A common Visual Identity for the Global Study on Child Poverty and Disparities is now available to all countries participating in the Global Study. This 'visual identity' can be applied to the country/regional reports and analyses, as well as other communication materials that the Global Study teams would like to produce (policy briefs, brochures, etc).
For the Global Study Visual Identity please click here
Included on this site are the following:
•Guidelines: a power point with detailed instructions on application of this design
•'Logo': the global study logo in various sizes and formats
•Complete Report: a pdf which allows you to visualize what the entire report should resemble
•InDesign and Word: we have included files in both versions, depending on the software available to you
•Power Point Template: a template for your related presentations
The cover design was inspired by the Global Study on Child Poverty and Disparities, a multi-country initiative to leverage evidence, analysis, policy and partnerships in support of child rights. The overlapping, multi-coloured frames symbolize the national, regional and global contributions to the Global Study, which form the basis for exchanging experiences and sharing knowledge on child poverty.
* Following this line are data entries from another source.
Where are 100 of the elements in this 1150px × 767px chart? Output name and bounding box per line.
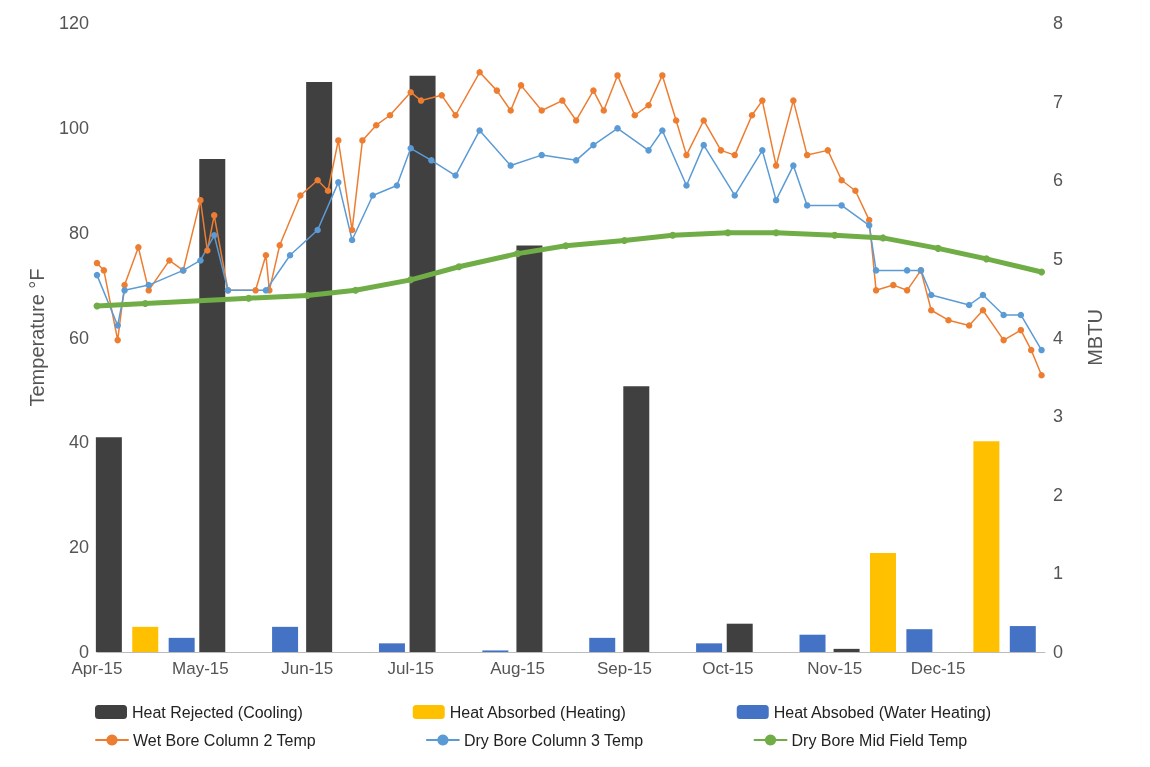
point <box>590 141 597 149</box>
bar <box>696 643 723 652</box>
bar <box>132 626 159 652</box>
legend-label: Heat Absobed (Water Heating) <box>773 703 992 721</box>
y2-tick-label: 7 <box>1053 91 1064 112</box>
point <box>979 291 987 299</box>
point <box>1017 311 1025 319</box>
point <box>352 286 360 294</box>
y-axis-title: Temperature °F <box>26 268 48 407</box>
x-tick-label: Aug-15 <box>490 659 545 678</box>
legend-label: Heat Rejected (Cooling) <box>132 703 303 721</box>
point <box>790 162 797 169</box>
bar <box>516 245 543 652</box>
point <box>872 267 880 274</box>
point <box>772 229 780 237</box>
y2-tick-label: 2 <box>1053 484 1064 505</box>
point <box>145 281 152 289</box>
x-tick-label: Sep-15 <box>597 659 652 678</box>
y2-tick-label: 5 <box>1053 248 1064 269</box>
bar <box>833 648 860 652</box>
legend-label: Dry Bore Mid Field Temp <box>791 731 968 749</box>
y-tick-label: 80 <box>68 222 89 243</box>
point <box>245 294 253 302</box>
legend-label: Heat Absorbed (Heating) <box>449 703 626 721</box>
y-tick-label: 60 <box>68 327 89 348</box>
point <box>428 157 435 164</box>
point <box>572 157 580 164</box>
point <box>314 226 321 234</box>
bar <box>726 623 753 652</box>
point <box>772 196 780 204</box>
point <box>407 276 415 284</box>
bar <box>199 159 226 652</box>
y2-tick-label: 6 <box>1053 170 1064 191</box>
y-tick-label: 40 <box>68 432 89 453</box>
point <box>645 147 652 154</box>
point <box>452 172 459 179</box>
point <box>393 182 401 189</box>
x-tick-label: May-15 <box>172 659 229 678</box>
bar <box>906 629 933 652</box>
bar <box>973 441 1000 652</box>
point <box>759 147 766 154</box>
point <box>838 202 845 209</box>
point <box>514 250 522 258</box>
point <box>93 271 101 279</box>
point <box>407 145 414 152</box>
point <box>614 125 621 132</box>
bar <box>799 634 826 652</box>
point <box>507 162 514 169</box>
y-tick-label: 100 <box>58 117 89 138</box>
bar <box>306 81 333 652</box>
point <box>700 141 707 149</box>
x-tick-label: Apr-15 <box>71 659 123 678</box>
point <box>724 229 732 237</box>
point <box>121 287 128 294</box>
point <box>731 192 738 199</box>
x-tick-label: Jun-15 <box>281 659 334 678</box>
point <box>286 251 294 259</box>
bar <box>95 437 122 652</box>
point <box>1038 346 1045 354</box>
y2-tick-label: 0 <box>1053 642 1064 662</box>
legend-label: Dry Bore Column 3 Temp <box>463 731 644 749</box>
point <box>903 267 911 274</box>
y-tick-label: 0 <box>78 642 89 662</box>
bar <box>589 637 616 652</box>
point <box>982 255 990 263</box>
y2-tick-label: 8 <box>1053 13 1064 33</box>
point <box>965 301 973 309</box>
x-tick-label: Oct-15 <box>702 659 754 678</box>
point <box>348 236 356 244</box>
point <box>197 257 204 264</box>
point <box>620 237 628 245</box>
y2-tick-label: 4 <box>1053 327 1064 348</box>
point <box>683 182 690 189</box>
point <box>928 291 935 299</box>
legend-label: Wet Bore Column 2 Temp <box>133 731 316 749</box>
point <box>369 192 377 199</box>
point <box>865 222 873 229</box>
point <box>1000 311 1007 319</box>
point <box>114 322 121 329</box>
point <box>210 232 218 239</box>
x-tick-label: Dec-15 <box>910 659 966 678</box>
point <box>669 231 677 239</box>
point <box>303 292 311 300</box>
point <box>803 202 811 209</box>
x-tick-label: Jul-15 <box>387 659 434 678</box>
bar <box>1009 626 1036 652</box>
y-tick-label: 20 <box>68 537 89 558</box>
point <box>335 179 342 186</box>
bar <box>272 626 299 652</box>
bar <box>869 552 896 652</box>
y2-tick-label: 1 <box>1053 563 1064 584</box>
point <box>659 127 666 134</box>
y2-axis-title: MBTU <box>1084 309 1106 366</box>
y-tick-label: 120 <box>58 13 89 33</box>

The design encapsulates three central tenets of the Global Study: country ownership, multidimensionality and interconnectedness:
•Ownership: Although children’s rights are universal, every country participating in the study has its own history, culture and sense of responsibility for its citizens. The analyses aim to stimulate discussion and provide evidence on how best to realize child rights in each country.
•Multidimensionality: No single measure can fully reflect the poverty that children experience. A multidimensional approach is therefore imperative to effectively understand and measure children’s wellbeing and the various forms of poverty that they experience.
•Interconnectedness: Today’s world is increasingly interconnected through economic, social, technological, environmental, epidemiological, cultural and knowledge exchanges. These exchanges have important implications for child poverty – and can also help provide avenues for its reduction.